All was quiet, and not a bird spoke.

Tanehokahoka turned to Tui.

"E Tui, will you come down from the forest roof?"

Tui looked up at the trees and saw the sun filtering through the leaves. Tui looked down at the forest floor and saw the cold, dark earth and shuddered.

"Kao, Tanehokahoka, for it is too dark and I'm afraid of the dark."

All was quiet, and not a bird spoke.

Tanehokahoka turned to Pukeko.

"Pukeko, will you come down from the forest roof?"

Pukeko looked up at the trees and saw the sun filtering through the leaves. Pukeko looked down at the forest floor and saw the cold, damp earth and shuddered.

"Kao, Tanehokahoka, for it is too damp and I do not want to get my feet wet."

All was quiet, and not a bird spoke.

Tanehokahoka turned to Pipiwharauroa.

"Pipiwharauroa, will you come down from the forest roof?"

Pipiwharauroa looked up at the trees and saw the sun filtering through the leaves. Pipiwharauroa looked around and saw his family.

"Kao, Tanehokahoka, for I am busy at the moment building my nest."

All was quiet, and not a bird spoke. And great was the sadness in the heart of Tanehokahoka, for he knew, that if one of his children did not come down from the forest roof, not only would his brother loose his children, but the birds would have no home.

Tanehokahoka turned to Kiwi.

"E kiwi, will you come down from the forest roof?"

Kiwi looked up at the trees and saw the sun filtering through the leaves. Kiwi looked around and saw his family. Kiwi looked at the cold damp earth. Looking around once more, he turned to Tanehokahoka and said,

"I will."

Great was the joy in the hearts of Tanehokahoka and Tanemahuta, for this little bird was giving them hope. But Tanemahuta felt that he should warn kiwi of what would happen.

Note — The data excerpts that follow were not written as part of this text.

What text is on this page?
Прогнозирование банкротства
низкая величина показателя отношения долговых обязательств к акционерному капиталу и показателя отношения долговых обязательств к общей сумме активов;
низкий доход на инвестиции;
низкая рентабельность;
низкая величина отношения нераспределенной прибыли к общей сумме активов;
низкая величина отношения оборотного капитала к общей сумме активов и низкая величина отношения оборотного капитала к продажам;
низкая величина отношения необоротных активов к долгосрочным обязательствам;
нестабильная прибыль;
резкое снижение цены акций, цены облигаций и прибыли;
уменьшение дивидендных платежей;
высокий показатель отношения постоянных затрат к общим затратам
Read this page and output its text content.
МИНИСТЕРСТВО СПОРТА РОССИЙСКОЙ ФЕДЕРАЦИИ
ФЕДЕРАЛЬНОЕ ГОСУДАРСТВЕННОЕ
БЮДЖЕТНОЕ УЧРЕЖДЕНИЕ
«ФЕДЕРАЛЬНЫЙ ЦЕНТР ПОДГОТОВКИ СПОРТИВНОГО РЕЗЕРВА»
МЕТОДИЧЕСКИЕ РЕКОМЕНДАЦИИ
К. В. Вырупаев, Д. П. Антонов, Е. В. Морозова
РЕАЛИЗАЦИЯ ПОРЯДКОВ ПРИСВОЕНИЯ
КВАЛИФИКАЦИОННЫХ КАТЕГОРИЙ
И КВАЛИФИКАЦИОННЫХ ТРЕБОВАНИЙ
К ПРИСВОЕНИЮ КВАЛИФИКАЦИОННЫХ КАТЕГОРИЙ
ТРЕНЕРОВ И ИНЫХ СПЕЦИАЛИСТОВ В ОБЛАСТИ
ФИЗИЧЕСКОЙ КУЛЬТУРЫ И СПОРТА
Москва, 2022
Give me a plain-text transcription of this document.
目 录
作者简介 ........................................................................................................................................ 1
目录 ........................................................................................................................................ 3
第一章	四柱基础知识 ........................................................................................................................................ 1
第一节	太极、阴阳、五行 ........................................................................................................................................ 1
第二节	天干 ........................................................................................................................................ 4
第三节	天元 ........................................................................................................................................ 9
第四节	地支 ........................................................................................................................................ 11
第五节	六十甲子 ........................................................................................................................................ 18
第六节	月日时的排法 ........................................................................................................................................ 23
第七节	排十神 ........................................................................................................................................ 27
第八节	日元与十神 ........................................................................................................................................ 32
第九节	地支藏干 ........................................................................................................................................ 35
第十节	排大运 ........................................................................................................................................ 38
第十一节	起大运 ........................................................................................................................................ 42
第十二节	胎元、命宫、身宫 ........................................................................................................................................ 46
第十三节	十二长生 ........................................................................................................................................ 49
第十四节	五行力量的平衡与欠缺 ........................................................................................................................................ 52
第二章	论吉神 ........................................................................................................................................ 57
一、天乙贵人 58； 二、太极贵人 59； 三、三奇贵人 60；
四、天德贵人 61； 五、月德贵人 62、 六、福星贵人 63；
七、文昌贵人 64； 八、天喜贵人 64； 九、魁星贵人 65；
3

"E kiwi, do you realise that if you do this, you will have to grow thick, strong legs so that you can rip apart the logs on the ground and you will lose your beautiful coloured feathers and wings so that you will never be able to return to the forest roof.  You will never see the light of day again."

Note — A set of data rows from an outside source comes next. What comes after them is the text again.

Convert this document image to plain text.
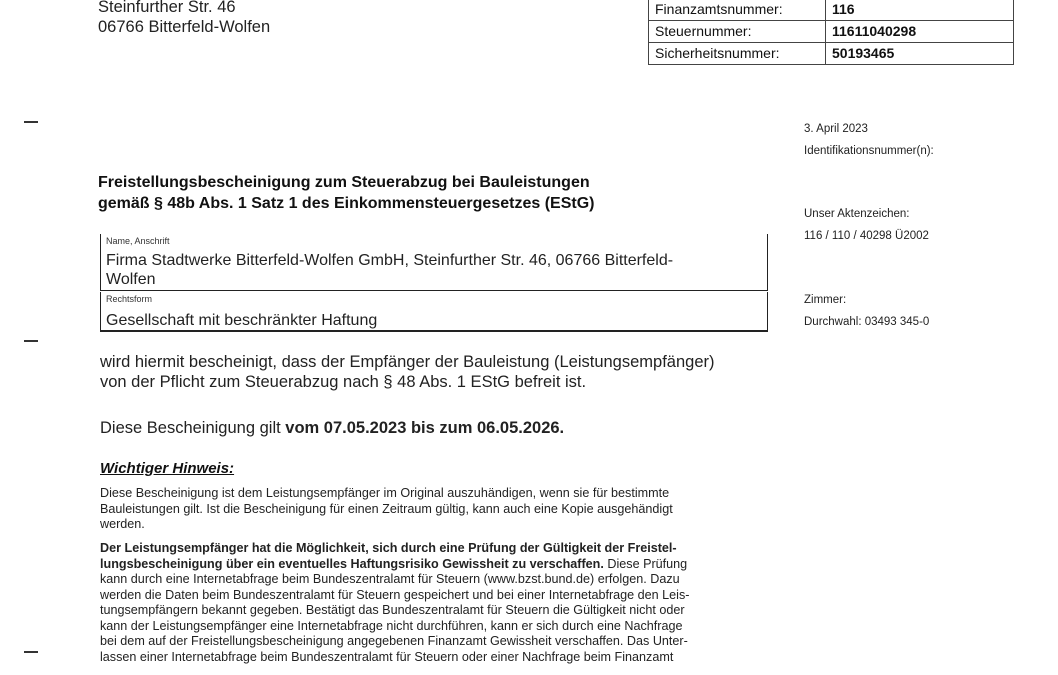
Steinfurther Str. 46
06766 Bitterfeld-Wolfen
Finanzamtsnummer:	116
Steuernummer:	11611040298
Sicherheitsnummer:	50193465
3. April 2023
Identifikationsnummer(n):
Unser Aktenzeichen:
116 / 110 / 40298 Ü2002
Zimmer:
Durchwahl: 03493 345-0
Freistellungsbescheinigung zum Steuerabzug bei Bauleistungen
gemäß § 48b Abs. 1 Satz 1 des Einkommensteuergesetzes (EStG)
Name, Anschrift
Firma Stadtwerke Bitterfeld-Wolfen GmbH, Steinfurther Str. 46, 06766 Bitterfeld-
Wolfen
Rechtsform
Gesellschaft mit beschränkter Haftung
wird hiermit bescheinigt, dass der Empfänger der Bauleistung (Leistungsempfänger)
von der Pflicht zum Steuerabzug nach § 48 Abs. 1 EStG befreit ist.
Diese Bescheinigung gilt vom 07.05.2023 bis zum 06.05.2026.
Wichtiger Hinweis:
Diese Bescheinigung ist dem Leistungsempfänger im Original auszuhändigen, wenn sie für bestimmte
Bauleistungen gilt. Ist die Bescheinigung für einen Zeitraum gültig, kann auch eine Kopie ausgehändigt
werden.
Der Leistungsempfänger hat die Möglichkeit, sich durch eine Prüfung der Gültigkeit der Freistel-
lungsbescheinigung über ein eventuelles Haftungsrisiko Gewissheit zu verschaffen. Diese Prüfung
kann durch eine Internetabfrage beim Bundeszentralamt für Steuern (www.bzst.bund.de) erfolgen. Dazu
werden die Daten beim Bundeszentralamt für Steuern gespeichert und bei einer Internetabfrage den Leis-
tungsempfängern bekannt gegeben. Bestätigt das Bundeszentralamt für Steuern die Gültigkeit nicht oder
kann der Leistungsempfänger eine Internetabfrage nicht durchführen, kann er sich durch eine Nachfrage
bei dem auf der Freistellungsbescheinigung angegebenen Finanzamt Gewissheit verschaffen. Das Unter-
lassen einer Internetabfrage beim Bundeszentralamt für Steuern oder einer Nachfrage beim Finanzamt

All was quiet, and not a bird spoke.

"E kiwi, will you come down from the forest roof?"

Kiwi took one last look at the sun filtering through the trees and said a silent goodbye. Kiwi took one last look at the other birds, their wings and their coloured feathers and said a silent goodbye. Looking around once more, he turned to Tanehokahoka and said,

"I will."

Then Tanehokahoka turned to the other birds and said,

"E Tui, because you were too scared to come down from the forest roof, from now on you will wear the two white feathers at your throat as the mark of a coward.

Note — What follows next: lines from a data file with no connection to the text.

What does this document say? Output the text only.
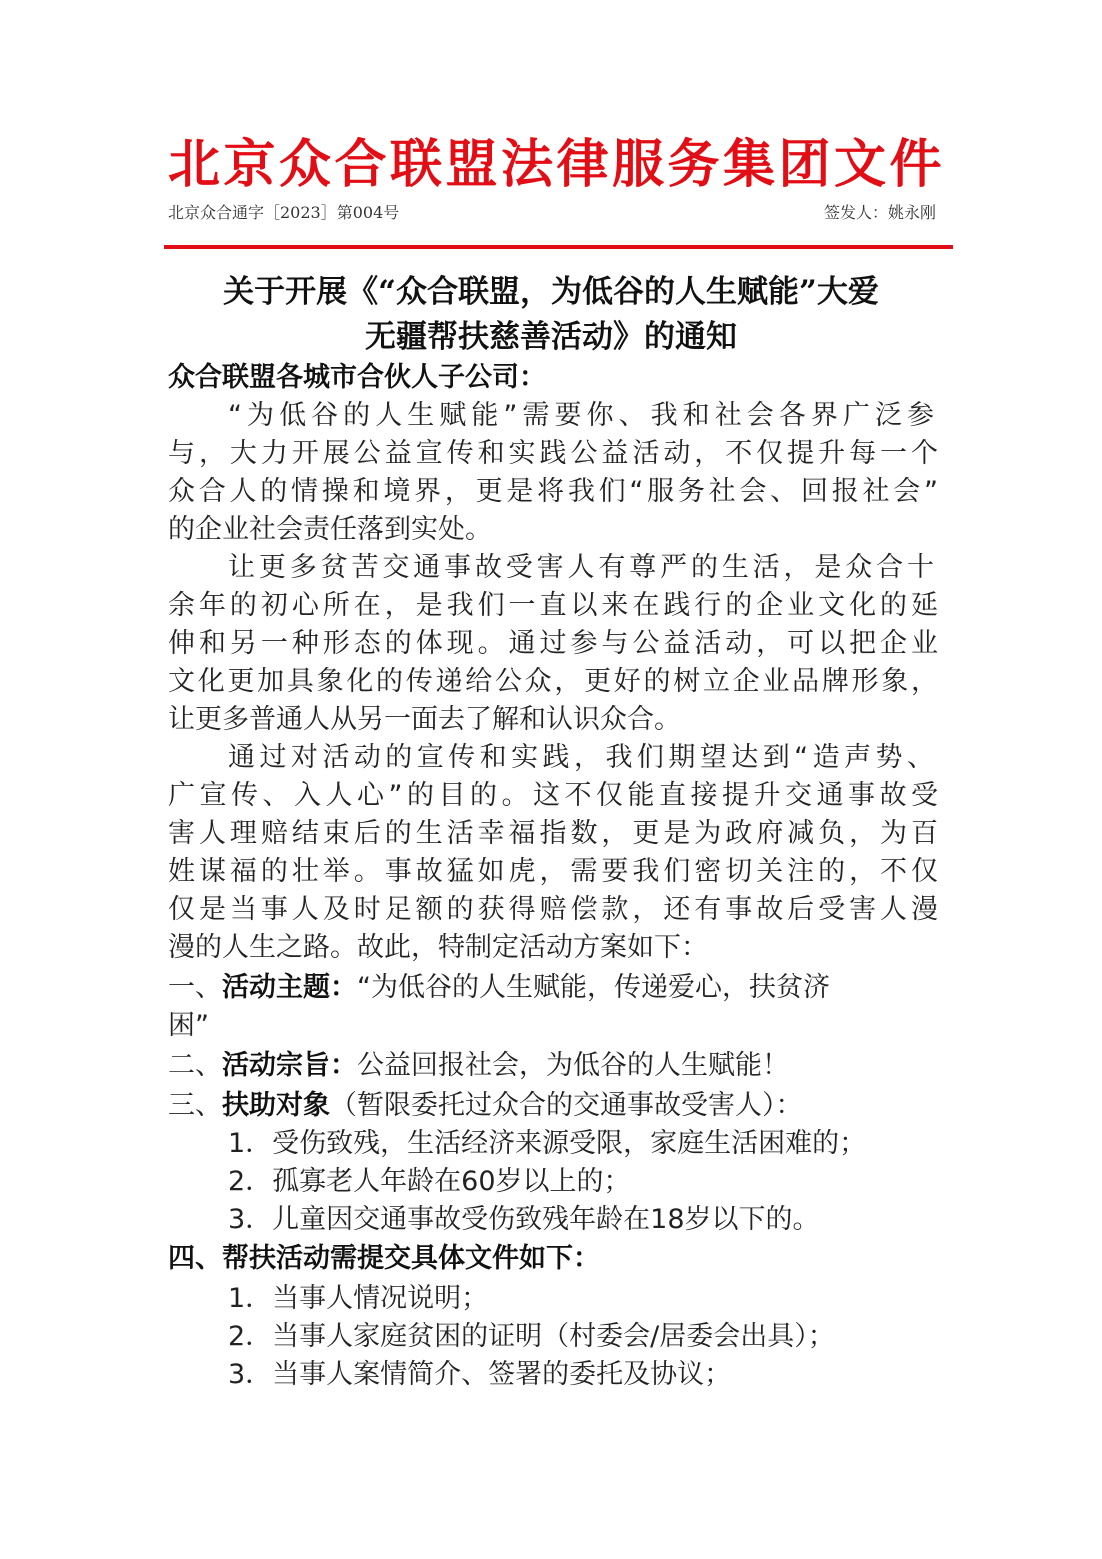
北京众合联盟法律服务集团文件
北京众合通字［2023］第004号	签发人：姚永刚
关于开展《“众合联盟，为低谷的人生赋能”大爱
无疆帮扶慈善活动》的通知
众合联盟各城市合伙人子公司：
“为低谷的人生赋能”需要你、我和社会各界广泛参
与，大力开展公益宣传和实践公益活动，不仅提升每一个
众合人的情操和境界，更是将我们“服务社会、回报社会”
的企业社会责任落到实处。
让更多贫苦交通事故受害人有尊严的生活，是众合十
余年的初心所在，是我们一直以来在践行的企业文化的延
伸和另一种形态的体现。通过参与公益活动，可以把企业
文化更加具象化的传递给公众，更好的树立企业品牌形象，
让更多普通人从另一面去了解和认识众合。
通过对活动的宣传和实践，我们期望达到“造声势、
广宣传、入人心”的目的。这不仅能直接提升交通事故受
害人理赔结束后的生活幸福指数，更是为政府减负，为百
姓谋福的壮举。事故猛如虎，需要我们密切关注的，不仅
仅是当事人及时足额的获得赔偿款，还有事故后受害人漫
漫的人生之路。故此，特制定活动方案如下：
一、活动主题：“为低谷的人生赋能，传递爱心，扶贫济
困”
二、活动宗旨：公益回报社会，为低谷的人生赋能！
三、扶助对象（暂限委托过众合的交通事故受害人）：
1．受伤致残，生活经济来源受限，家庭生活困难的；
2．孤寡老人年龄在60岁以上的；
3．儿童因交通事故受伤致残年龄在18岁以下的。
四、帮扶活动需提交具体文件如下：
1．当事人情况说明；
2．当事人家庭贫困的证明（村委会/居委会出具）；
3．当事人案情简介、签署的委托及协议；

Pukeko, because you did not want to get your feet wet, you will live forever in the swamp.

Pipiwharauroa, because you were too busy building your nest, from now on you will never build another nest again, but lay your eggs in other birds nests.

But you kiwi, because of your great sacrifice, you will become the most well known and most loved bird of them all."

And that is the story of how the kiwi lost his wings.